Younited, like many fintech lenders, has thoughtfully remixed various parts of financial intermediation. What if funding came from a tech platform, or from a fund, or from asset managers, or from securitisation? What if lending could be embedded at the point of sale and underwriting could be cheap and seamless? What if it could bundle other financial products (we note with some pleasure a partnership with a guarantee firm named 'Owen')?
But remixing legal forms and capital sources doesn’t get away from the iron constraints of the business. Fund at low rates, lend at high rates, optimise the capital required to do so. It’s a fine thing to do, but it’s a hard journey to 25% ROE.
Blackstone keeps it coming
I have joked that European CMBS is now a subsidiary of Blackstone Inc but it’s honestly hard to see a counter-argument. A market that used to be a diverse tool financing offices, shopping centres in and out of town, hotels, science parks, service stations and more is now a one-trick pony, expanding the funding sources for Blackstone’s monstrous logistics binge.
Four out of five CMBS deals in Europe last year were for Blackstone, of which three were for logistics assets. Yet this was a sideshow to the largest European CRE financing in history, a refinancing for… Blackstone logistics assets. We hear talk of other CMBS deals waiting in the wings, of office buildings with cap rates reattached to reality, of digital infrastructure that must diversify, but for now, there is Blackstone logistics.
None of this should take away from the fact that Mileway, Blackstone’s ‘last mile’ logistics platform, is a force of nature.
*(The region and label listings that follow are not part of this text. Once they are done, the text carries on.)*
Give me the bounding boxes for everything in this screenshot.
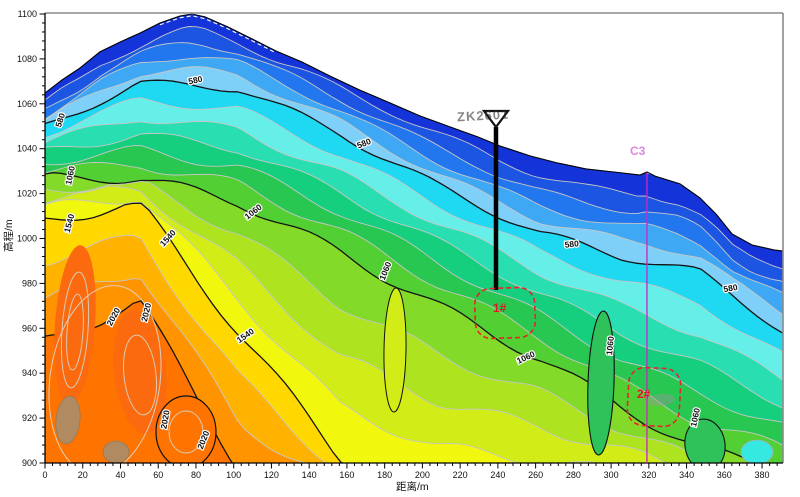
x-tick-label: 280 (566, 470, 581, 480)
minor-contour-line (45, 26, 783, 270)
contour-label: 580 (723, 282, 739, 294)
contour-band-layers (45, 14, 783, 463)
minor-contour-line (45, 66, 783, 316)
closed-contour-blob (66, 293, 84, 371)
y-tick-label: 900 (22, 458, 37, 468)
y-tick-label: 1060 (17, 99, 37, 109)
minor-contour-line (45, 97, 783, 353)
band-fill (45, 203, 783, 463)
x-tick-label: 180 (377, 470, 392, 480)
x-tick-label: 360 (717, 470, 732, 480)
crest-dashed-line (159, 15, 277, 54)
survey-markers (473, 109, 682, 463)
y-tick-label: 1000 (17, 234, 37, 244)
minor-contour-line (45, 145, 783, 423)
terrain-surface-line (44, 13, 784, 252)
minor-contour-line (45, 161, 783, 446)
closed-contour-blob (54, 245, 96, 405)
y-tick-label: 920 (22, 413, 37, 423)
x-tick-label: 60 (153, 470, 163, 480)
x-tick-label: 160 (339, 470, 354, 480)
y-tick-label: 1040 (17, 144, 37, 154)
band-fill (45, 42, 783, 293)
contour-label: 580 (564, 238, 579, 249)
closed-contour-blob (587, 310, 615, 456)
closed-contour-blob (684, 418, 726, 463)
x-tick-label: 0 (42, 470, 47, 480)
x-tick-label: 320 (641, 470, 656, 480)
minor-contour-line (45, 121, 783, 381)
contour-label: 580 (187, 74, 203, 87)
band-fill (45, 186, 783, 463)
y-tick-label: 1100 (18, 9, 37, 19)
y-tick-label: 940 (22, 368, 37, 378)
contour-label: 1060 (604, 335, 616, 355)
contour-label: 2020 (158, 409, 171, 430)
y-axis-title: 高程/m (3, 219, 15, 252)
major-contour-line (45, 300, 783, 463)
x-tick-label: 380 (755, 470, 770, 480)
minor-contour-line (45, 234, 783, 463)
closed-contour-blob (48, 285, 162, 463)
closed-contour-blob (60, 271, 90, 389)
closed-contour-blob (383, 287, 407, 413)
x-tick-label: 120 (264, 470, 279, 480)
anomaly-2-label: 2# (637, 387, 651, 401)
minor-contour-line (45, 42, 783, 282)
x-tick-label: 300 (604, 470, 619, 480)
x-tick-label: 240 (490, 470, 505, 480)
anomaly-1-label: 1# (493, 301, 507, 315)
y-tick-label: 1080 (17, 54, 37, 64)
closed-contour-blob (155, 395, 217, 463)
y-tick-label: 1020 (17, 189, 37, 199)
x-axis-title: 距离/m (396, 481, 429, 493)
closed-contour-blob (740, 439, 774, 463)
y-tick-label: 980 (22, 278, 37, 288)
band-fill (45, 278, 783, 463)
x-tick-label: 80 (191, 470, 201, 480)
x-tick-label: 100 (226, 470, 241, 480)
closed-contour-blob (123, 334, 157, 416)
major-contour-line (45, 172, 783, 463)
x-tick-label: 200 (415, 470, 430, 480)
band-fill (45, 145, 783, 446)
closed-contour-blob (647, 393, 675, 407)
closed-contour-blob (102, 440, 130, 463)
minor-contour-line (45, 132, 783, 409)
band-fill (45, 66, 783, 334)
anomaly-dashed-outline (626, 366, 682, 428)
borehole-label: ZK2601 (456, 106, 510, 125)
y-tick-label: 960 (22, 323, 37, 333)
major-contour-line (45, 202, 783, 463)
major-contour-line (45, 79, 783, 334)
band-fill (45, 235, 783, 463)
closed-contour-blob (55, 395, 81, 445)
x-tick-label: 340 (679, 470, 694, 480)
closed-contour-blob (168, 410, 204, 454)
x-tick-label: 40 (115, 470, 125, 480)
x-tick-label: 260 (528, 470, 543, 480)
minor-contour-line (45, 199, 783, 463)
minor-contour-line (45, 278, 783, 463)
x-tick-label: 140 (302, 470, 317, 480)
minor-contour-line (45, 57, 783, 294)
x-tick-label: 220 (453, 470, 468, 480)
x-tick-label: 20 (78, 470, 88, 480)
borehole-triangle-icon (481, 109, 511, 129)
axis-ticks: 0 20 40 60 80 100 120 140 160 180 200 220 240 260 280 3… (17, 9, 778, 480)
section-line-label: C3 (630, 144, 646, 158)
minor-contour-line (45, 180, 783, 463)
band-fill (45, 57, 783, 315)
closed-contour-blob (113, 310, 167, 434)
Last mile, since the pandemic, has been the hottest sector of logistics (that’s the part that directly supplies the vans seen plying every residential street in every major city all day).
Scale matters, and Blackstone absolutely delivered it; being a last-mile player with only a couple of facilities is like being a conductor with only a couple of tubas — the pitch to potential tenants is that space is available near all of the major European markets, and there’s a one-stop shop to get it.
So we come to Sequoia Logistics 2025-1. Unlike several of the CMBS deals over the past three years, the economics clearly work in a conventional fashion. Based on the marketed NOI and valuation figures, the portfolio is returning 6.6%. The debt yields are healthy. The sponsor is not, day-one, paying the entire rental income into the structure, but instead is optimising leverage to achieve a more attractive return.
Read the docs carefully; there are some curious hedging structures in there, including a 4% Euribor cap if the original deal hedging doesn’t work out. That doesn’t mean an investment bank covers the cost of any rise in Euribor above that level, it means the deal will pretend Euribor is 4% even if the rate is higher, with any excess payments subordinated in the waterfall.
One might point out 2.67% is not all that far from actual Euribor at 2.67%, and you’d be right, but it’s not totally without precedent. Blackstone baked a similar provision into a CMBS-like deal for its UK housing association, Sage, capping Sonia at 4% once hedging fell away, with excess amounts subordinated.
We discussed it here, but if you push back on it and Blackstone says “it’s the market”… they’re not wrong. They are literally the European CMBS market right now!
The pension fund that could
We had a very enjoyable discussion with Ben Levenstein, head of private markets at the UK’s largest pension fund USS.
The USS private markets operation runs a lot more like one of the Canadian megafunds than the average UK corporate defined benefit scheme, with big direct equity tickets and an adventurous appetite in credit, fund finance and more.